Basically I am changing something incrementally and systematically (x-axis) and noting the induced change that occurs in another quality (y-axis). The response tends to be linearly increasing, y = mx. I repeated this measurement on four different samples from the same "batch", so that theoretically, they should be showing the same response. Since m has a physical significance, I want to take the average of the set of "m"s to show the average response for the samples from this batch. However, there is variance in the slope determined for each sample (not the standard deviation in the set, but experimental error associated with running the same test on the same sample a number of times and getting different results). I guess what I would like to do is show the average of the slope, with each contributor to the slope weighted according to how consistently I received that response during the testing iterations.

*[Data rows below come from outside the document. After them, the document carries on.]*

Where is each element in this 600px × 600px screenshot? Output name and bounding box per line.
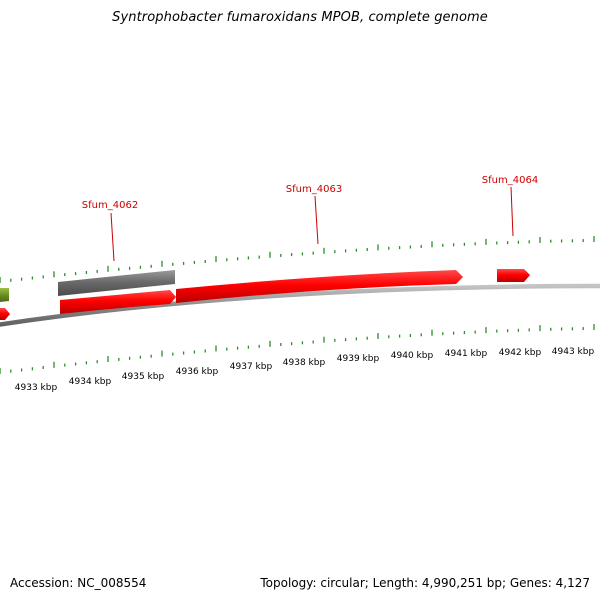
genome-backbone	[0, 283, 600, 327]
axis-label: 4942 kbp	[499, 348, 542, 358]
gene-label[interactable]: Sfum_4064	[482, 175, 538, 186]
gene-sfum-4063-arrow[interactable]	[176, 270, 463, 303]
accession-text: Accession: NC_008554	[10, 576, 147, 590]
gene-sfum-4064-arrow[interactable]	[497, 269, 530, 282]
gene-label[interactable]: Sfum_4062	[82, 200, 138, 211]
axis-label: 4938 kbp	[283, 358, 326, 368]
gene-sfum-4063-leader	[314, 195, 319, 245]
axis-label: 4934 kbp	[69, 377, 112, 387]
axis-label: 4937 kbp	[230, 362, 273, 372]
gene-sfum-4062-arrow[interactable]	[60, 290, 176, 314]
axis-label: 4943 kbp	[552, 347, 595, 357]
axis-label: 4936 kbp	[176, 367, 219, 377]
genome-title: Syntrophobacter fumaroxidans MPOB, compl…	[112, 10, 488, 25]
genome-summary-text: Topology: circular; Length: 4,990,251 bp…	[260, 576, 590, 590]
neighbor-gene-red-stub[interactable]	[0, 308, 10, 320]
neighbor-gene-green[interactable]	[0, 288, 9, 302]
gene-sfum-4062-leader	[110, 212, 115, 262]
axis-labels: 4933 kbp 4934 kbp 4935 kbp 4936 kbp 4937…	[15, 347, 595, 393]
axis-label: 4939 kbp	[337, 354, 380, 364]
axis-label: 4940 kbp	[391, 351, 434, 361]
gene-label[interactable]: Sfum_4063	[286, 184, 342, 195]
axis-label: 4933 kbp	[15, 383, 58, 393]
gene-sfum-4064-leader	[510, 186, 514, 237]
axis-label: 4941 kbp	[445, 349, 488, 359]
outer-tick-ring	[0, 236, 595, 283]
inner-tick-ring	[0, 324, 595, 374]
pseudo-gene-feature[interactable]	[58, 270, 175, 296]
axis-label: 4935 kbp	[122, 372, 165, 382]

So if I tested Sample 1 six times and got a consistently linear response of m1 = 2.0 +/- 0.1, I feel that that should weigh more heavily in calculating the average than Sample 2, which I tested three times for m2 = 1.6 +/- 0.8. Does that make sense? So the average slope would just be a way of saying, "The Batch of samples tends to show this response (mavg +/- error_in_slope) for this particular test."

Thanks very much for the replies!

5. Jul 16, 2014

### FactChecker

I assume there is a reason that you can not do a single linear regression on all the data. In any case, I think you should make a test case of your proposed method, using real or fabricated data, and see how it compares to a single regression of all the data. I am skeptical that your proposed method is valid, but i could be wrong. I would be interested in hearing the result of that test.

6. Jul 16, 2014

### vyas22

if the errors of slope are due to measurement and if data converges to any theoretically expected mean value of m consistantly it does make sense to take a weighted average based on frequency of observations rather than arithmatic mean of slopes.. as per central limit theorem value of m should converge to a central tendancy in a bell shaped curve on repeating the experiment...

7. Jul 17, 2014

### Stephen Tashi

I think the proper statement of your goal is that you want to "estimate" some quantity. (Statistics has two main endeavors. These are "estimation" and "hypothesis testing".)

You need a probability model to make clear what theory says and how errors enter the picture. Here are some alternatives:

For example, you might assume each measurement (X,Y) has the form Y = MX + B + E where M and B are constant and E is a random variable representing an error that occurs with each measurement of Y.

Or you might assume each experiment produces data of the form Y = (M + E1)X + B + E2 + E3 where E1 and E2 are random errors that are constant on each "batch" of measurements and E3 is a random error that occurs on each measurement.

Or you might assume each experiment produces data of the form Y = MX + B + E1 + E3 where E1 is an error that is constant for each "batch" and E3 is an error that occurs on each measurement.

In some reali life situations (X,Y) measurements can have errors in the measurement of X as well as the measurement of Y. The usual sort of linear regression assumes there is no error in the X masurements.

Until you get into such detail, we don't have a specific mathematical question.

The least painful way to get into such detail is to use simulation. If you can write computer programs, I agree with FactChecker's advice to make test cases using fabricated data. Pick a specific probability model for simulating the data. That way you will know the actual value of M. Then simulate data and compute your estimate in various ways and see which does best.

8. Aug 10, 2014

### haruspex

The only reason I can think of would be that although the slopes are in principle the same the intercepts are not. If so, it would be logical to adjust the relative intercepts so as to minimise the R-squared value for the linear regression of the conflated set. There's probably a simple algebraic way to do that.